Thoughts on iAd

by Eric Pender on May 10, 2010

Can Apple's iAd platform really revolutionize mobile advertising?

Came across some required reading from Battelle today on the iAd platform.

iAd was announced at the iPhone 4.0 SDK event and managed to serve as the undercard for such features as multitasking!!! folders!!! unified email inbox!!! – while managing to solicit a collective “huh?” from the marketplace.

The announcement came with all of the requisite buzzwords – revolutionize, magical, emotion, engagement.  But it was difficult not to ask “how?”

Battelle offers the first explanation that surprised me:

Apple is controlling all the creative for iAds (clients will have approvals and submit materials, but Apple alone is doing the actual development – to ensure quality control – and most likely, to maintain the mystery of iAds in general. Classic Jobs).

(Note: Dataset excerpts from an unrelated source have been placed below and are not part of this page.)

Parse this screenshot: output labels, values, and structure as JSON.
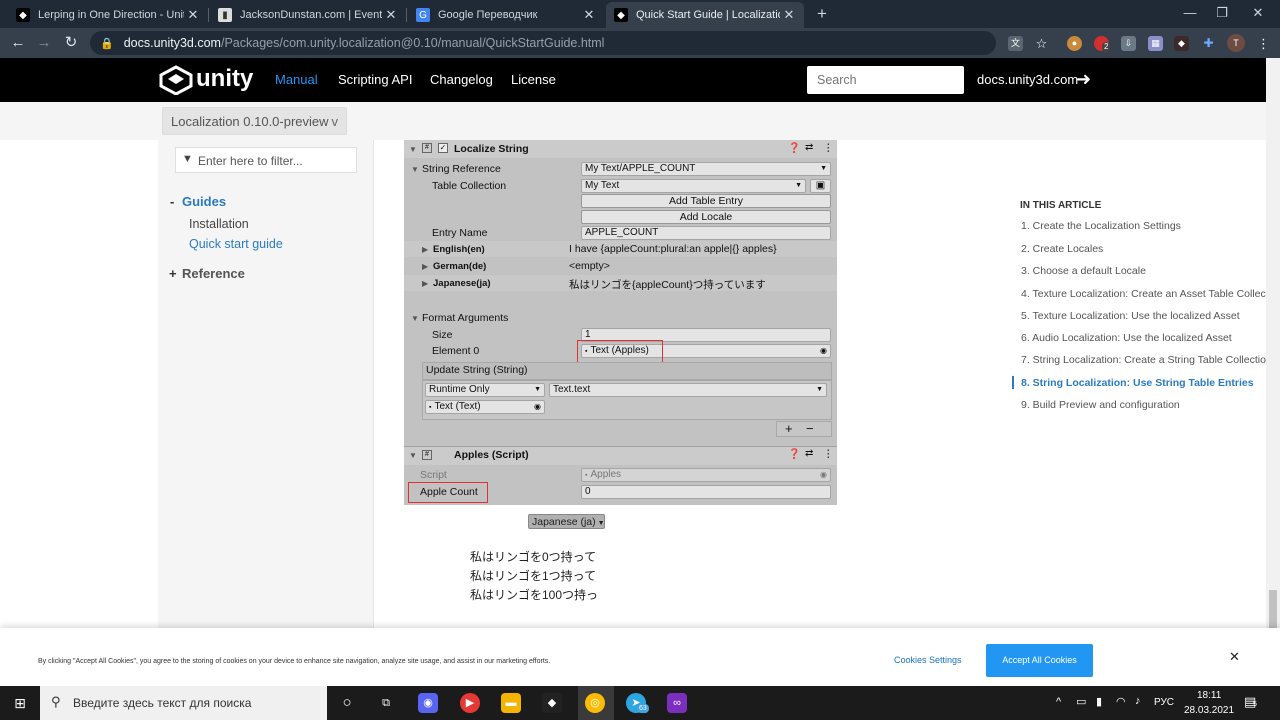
{
  "browser": {
    "tabs": [
      {
        "title": "Lerping in One Direction - Unity",
        "active": false
      },
      {
        "title": "JacksonDunstan.com | Event Perf",
        "active": false
      },
      {
        "title": "Google Переводчик",
        "active": false
      },
      {
        "title": "Quick Start Guide | Localization |",
        "active": true
      }
    ],
    "url_host": "docs.unity3d.com",
    "url_path": "/Packages/com.unity.localization@0.10/manual/QuickStartGuide.html",
    "extension_badge": "2",
    "profile_initial": "T"
  },
  "header": {
    "logo_text": "unity",
    "nav": [
      "Manual",
      "Scripting API",
      "Changelog",
      "License"
    ],
    "search_placeholder": "Search",
    "docs_link": "docs.unity3d.com",
    "accent": "#2196f3"
  },
  "version": {
    "label": "Localization 0.10.0-preview",
    "chevron": "v"
  },
  "sidebar": {
    "filter_placeholder": "Enter here to filter...",
    "guides_toggle": "-",
    "guides_label": "Guides",
    "items": [
      "Installation",
      "Quick start guide"
    ],
    "reference_toggle": "+",
    "reference_label": "Reference"
  },
  "inspector": {
    "component_title": "Localize String",
    "string_reference_label": "String Reference",
    "string_reference_value": "My Text/APPLE_COUNT",
    "table_collection_label": "Table Collection",
    "table_collection_value": "My Text",
    "add_table_entry": "Add Table Entry",
    "add_locale": "Add Locale",
    "entry_name_label": "Entry Name",
    "entry_name_value": "APPLE_COUNT",
    "locales": [
      {
        "name": "English(en)",
        "value": "I have {appleCount:plural:an apple|{} apples}"
      },
      {
        "name": "German(de)",
        "value": "<empty>"
      },
      {
        "name": "Japanese(ja)",
        "value": "私はリンゴを{appleCount}つ持っています"
      }
    ],
    "format_arguments_label": "Format Arguments",
    "size_label": "Size",
    "size_value": "1",
    "element0_label": "Element 0",
    "element0_value": "Text (Apples)",
    "update_string_label": "Update String (String)",
    "runtime_only": "Runtime Only",
    "text_text": "Text.text",
    "text_text_obj": "Text (Text)",
    "plus": "+",
    "minus": "−",
    "script_component_title": "Apples (Script)",
    "script_label": "Script",
    "script_value": "Apples",
    "apple_count_label": "Apple Count",
    "apple_count_value": "0"
  },
  "preview": {
    "dropdown": "Japanese (ja)",
    "lines": [
      "私はリンゴを0つ持って",
      "私はリンゴを1つ持って",
      "私はリンゴを100つ持っ"
    ]
  },
  "toc": {
    "title": "IN THIS ARTICLE",
    "items": [
      "1. Create the Localization Settings",
      "2. Create Locales",
      "3. Choose a default Locale",
      "4. Texture Localization: Create an Asset Table Collectic",
      "5. Texture Localization: Use the localized Asset",
      "6. Audio Localization: Use the localized Asset",
      "7. String Localization: Create a String Table Collection",
      "8. String Localization: Use String Table Entries",
      "9. Build Preview and configuration"
    ],
    "active_index": 7
  },
  "cookie": {
    "text": "By clicking \"Accept All Cookies\", you agree to the storing of cookies on your device to enhance site navigation, analyze site usage, and assist in our marketing efforts.",
    "settings": "Cookies Settings",
    "accept": "Accept All Cookies",
    "close": "✕"
  },
  "taskbar": {
    "search_placeholder": "Введите здесь текст для поиска",
    "language": "РУС",
    "time": "18:11",
    "date": "28.03.2021",
    "telegram_badge": "63",
    "notification_count": "5"
  }
}
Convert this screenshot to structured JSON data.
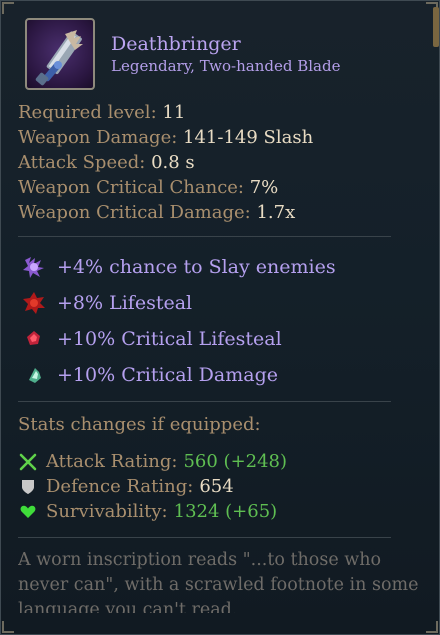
{
  "item": {
    "name": "Deathbringer",
    "type_line": "Legendary, Two-handed Blade",
    "icon": "cleaver-blade-icon"
  },
  "base_stats": [
    {
      "label": "Required level:",
      "value": "11"
    },
    {
      "label": "Weapon Damage:",
      "value": "141-149 Slash"
    },
    {
      "label": "Attack Speed:",
      "value": "0.8 s"
    },
    {
      "label": "Weapon Critical Chance:",
      "value": "7%"
    },
    {
      "label": "Weapon Critical Damage:",
      "value": "1.7x"
    }
  ],
  "affixes": [
    {
      "text": "+4% chance to Slay enemies",
      "icon": "slay-skull-icon"
    },
    {
      "text": "+8% Lifesteal",
      "icon": "lifesteal-icon"
    },
    {
      "text": "+10% Critical Lifesteal",
      "icon": "critical-lifesteal-icon"
    },
    {
      "text": "+10% Critical Damage",
      "icon": "critical-damage-icon"
    }
  ],
  "equip": {
    "title": "Stats changes if equipped:",
    "lines": [
      {
        "label": "Attack Rating:",
        "value": "560 (+248)",
        "icon": "crossed-swords-icon"
      },
      {
        "label": "Defence Rating:",
        "value": "654",
        "icon": "shield-icon"
      },
      {
        "label": "Survivability:",
        "value": "1324 (+65)",
        "icon": "heart-icon"
      }
    ]
  },
  "lore": "A worn inscription reads \"...to those who never can\", with a scrawled footnote in some language you can't read.",
  "colors": {
    "name": "#bba4f0",
    "stat_label": "#a98f6e",
    "stat_value": "#e9dcc4",
    "affix": "#b5a0ef",
    "positive": "#5fbf52",
    "lore": "#6f6c68"
  }
}
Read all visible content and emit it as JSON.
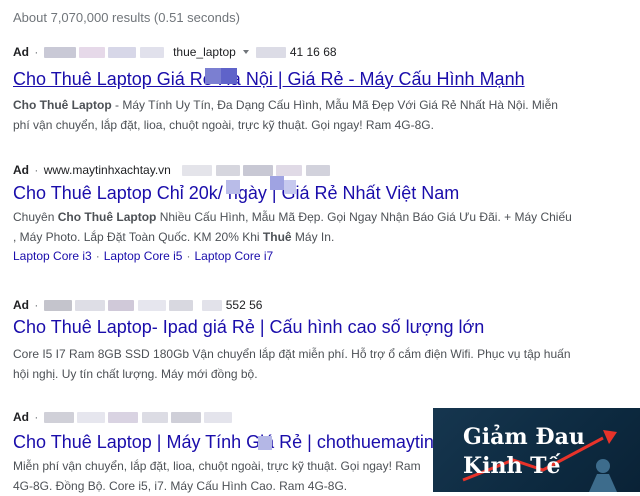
{
  "stats": "About 7,070,000 results (0.51 seconds)",
  "results": [
    {
      "ad": "Ad",
      "url_text": "thue_laptop",
      "phone_text": "41 16 68",
      "title": "Cho Thuê Laptop Giá Rẻ Hà Nội | Giá Rẻ - Máy Cấu Hình Mạnh",
      "desc_bold": "Cho Thuê Laptop",
      "desc_rest": " - Máy Tính Uy Tín, Đa Dạng Cấu Hình, Mẫu Mã Đẹp Với Giá Rẻ Nhất Hà Nội. Miễn phí vận chuyển, lắp đặt, lioa, chuột ngoài, trực kỹ thuật. Gọi ngay! Ram 4G-8G."
    },
    {
      "ad": "Ad",
      "url_text": "www.maytinhxachtay.vn",
      "title": "Cho Thuê Laptop Chỉ 20k/ ngày | Giá Rẻ Nhất Việt Nam",
      "desc_pre": "Chuyên ",
      "desc_bold": "Cho Thuê Laptop",
      "desc_mid": " Nhiều Cấu Hình, Mẫu Mã Đẹp. Gọi Ngay Nhận Báo Giá Ưu Đãi. + Máy Chiếu , Máy Photo. Lắp Đặt Toàn Quốc. KM 20% Khi ",
      "desc_bold2": "Thuê",
      "desc_end": " Máy In.",
      "sitelinks": [
        "Laptop Core i3",
        "Laptop Core i5",
        "Laptop Core i7"
      ],
      "sitelink_sep": "·"
    },
    {
      "ad": "Ad",
      "phone_text": "552 56",
      "title": "Cho Thuê Laptop- Ipad giá Rẻ | Cấu hình cao số lượng lớn",
      "desc": "Core I5 I7 Ram 8GB SSD 180Gb Vận chuyển lắp đặt miễn phí. Hỗ trợ ổ cắm điện Wifi. Phục vụ tập huấn hội nghị. Uy tín chất lượng. Máy mới đồng bộ."
    },
    {
      "ad": "Ad",
      "title": "Cho Thuê Laptop | Máy Tính Giá Rẻ | chothuemaytinh",
      "desc": "Miễn phí vận chuyển, lắp đặt, lioa, chuột ngoài, trực kỹ thuật. Gọi ngay! Ram 4G-8G. Đồng Bộ. Core i5, i7. Máy Cấu Hình Cao. Ram 4G-8G."
    }
  ],
  "ad_dot": "·",
  "logo": {
    "line1": "Giảm Đau",
    "line2": "Kinh Tế",
    "bg": "#16364f",
    "arrow_color": "#e8332a"
  }
}
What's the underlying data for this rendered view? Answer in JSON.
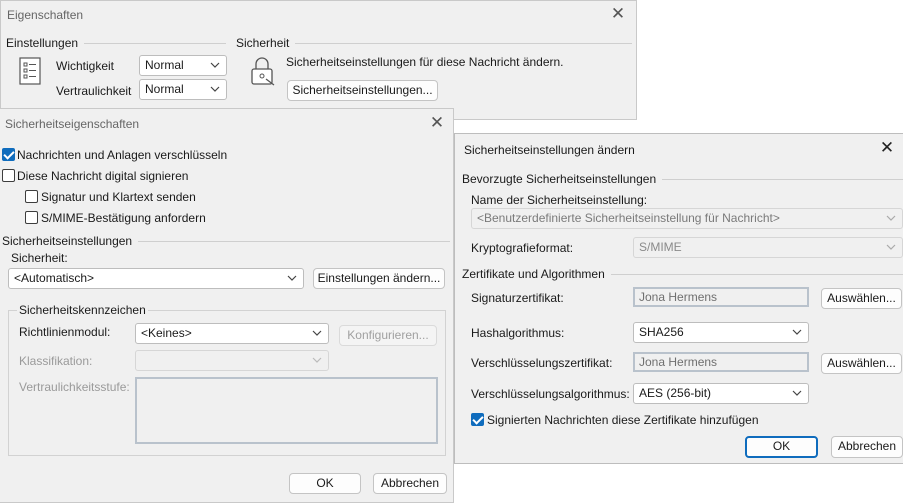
{
  "main": {
    "title": "Eigenschaften",
    "settings_header": "Einstellungen",
    "security_header": "Sicherheit",
    "importance_label": "Wichtigkeit",
    "importance_value": "Normal",
    "sensitivity_label": "Vertraulichkeit",
    "sensitivity_value": "Normal",
    "security_text": "Sicherheitseinstellungen für diese Nachricht ändern.",
    "security_button": "Sicherheitseinstellungen...",
    "close_glyph": "✕"
  },
  "props": {
    "title": "Sicherheitseigenschaften",
    "encrypt_label": "Nachrichten und Anlagen verschlüsseln",
    "encrypt_checked": true,
    "sign_label": "Diese Nachricht digital signieren",
    "sign_checked": false,
    "cleartext_label": "Signatur und Klartext senden",
    "smime_label": "S/MIME-Bestätigung anfordern",
    "settings_header": "Sicherheitseinstellungen",
    "security_label": "Sicherheit:",
    "security_value": "<Automatisch>",
    "change_button": "Einstellungen ändern...",
    "labels_header": "Sicherheitskennzeichen",
    "policy_label": "Richtlinienmodul:",
    "policy_value": "<Keines>",
    "configure_button": "Konfigurieren...",
    "classification_label": "Klassifikation:",
    "privacy_label": "Vertraulichkeitsstufe:",
    "ok_button": "OK",
    "cancel_button": "Abbrechen",
    "close_glyph": "✕"
  },
  "change": {
    "title": "Sicherheitseinstellungen ändern",
    "preferred_header": "Bevorzugte Sicherheitseinstellungen",
    "name_label": "Name der Sicherheitseinstellung:",
    "name_value": "<Benutzerdefinierte Sicherheitseinstellung für Nachricht>",
    "crypto_label": "Kryptografieformat:",
    "crypto_value": "S/MIME",
    "certs_header": "Zertifikate und Algorithmen",
    "sigcert_label": "Signaturzertifikat:",
    "sigcert_value": "Jona Hermens",
    "choose_button": "Auswählen...",
    "hash_label": "Hashalgorithmus:",
    "hash_value": "SHA256",
    "enccert_label": "Verschlüsselungszertifikat:",
    "enccert_value": "Jona Hermens",
    "choose_button2": "Auswählen...",
    "encalg_label": "Verschlüsselungsalgorithmus:",
    "encalg_value": "AES (256-bit)",
    "add_certs_label": "Signierten Nachrichten diese Zertifikate hinzufügen",
    "add_certs_checked": true,
    "ok_button": "OK",
    "cancel_button": "Abbrechen",
    "close_glyph": "✕"
  }
}
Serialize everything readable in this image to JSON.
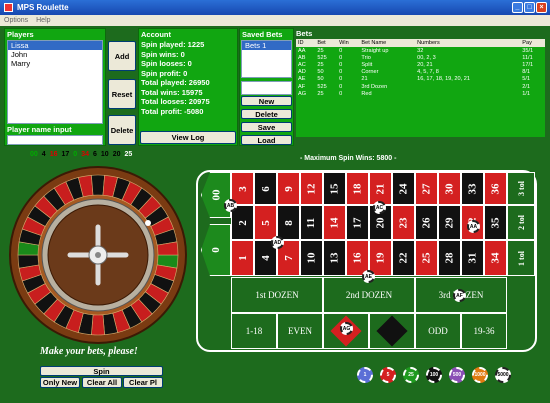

I hate to state the obvious, but this doesn’t scale.  Or maybe it does.  Maybe that’s the plan to making such a great mobile advertising experience – Apple is going to control the development from start to finish.  Hmm…that’s an interesting thought.  Instead of clients telling their agencies what they want, or agencies telling their clients what they’re going to create (like that’s exciting – more of the same old interactive advertising execution), the baton will be handed off to Steve Jobs & Co. – the wizard who steps out from behind the curtain every six months or so and dazzles us with his latest treasures of desire – to tell other companies how to covey the magic of their brand in ways that only he can.

I’ll be the first to agree that the biggest reason advertising tends to fail is that there’s no editorial control.  Playing the role of curator, publishers create content that attract an audience.  But publishers only fulfill half the role, and fill remnant inventory with ads from anyone who’s willing to be a buyer.  It’s like organizing a museum full of fine art work, then letting the local businesses stop by to slap flyers up on the wall for next to nothing.

The major question will be “can creative agencies sustain the momentum?”
So with iAd, Apple gets to be the gate keeper (at least in this first wave of advertisements).  This will probably lead to interesting and compelling execution.  But the major question will be “can creative agencies sustain the momentum?”  My guess is no.  As Battelle points out, there’s really nothing new about iAd, besides the fact that Apple will do the development, and they’ll only create rich media experiences, and only selected marketers will be allowed to run iAds.  All of these are temporary conditions.  Eventually, Apple is going to open up the floodgates, and the market will become saturated with what we’re already used to seeing – boring ads from marketers that still haven’t bought into the notion that they too need to curate their audience, not just force feed it the latest wares.

Battelle sums it up:

What Apple is selling with iAds is – Apple itself. As well they should. But they are also selling into a marketplace that, for the most part, doesn’t really understand mobile marketing….They don’t realize that most of what Apple is pitching them can be done already.

Which leads me to ask – if they can do it already, what is it about iAd that is going to make them start doing it?  A handful of pretty examples from Apple?  Please.  We’ve seen this narrative before.  The iPhone has been in the market for nearly three years, and most of the marketplace has yet to come up with a product that can compete.  History, I dare say, shall likely repeat itself.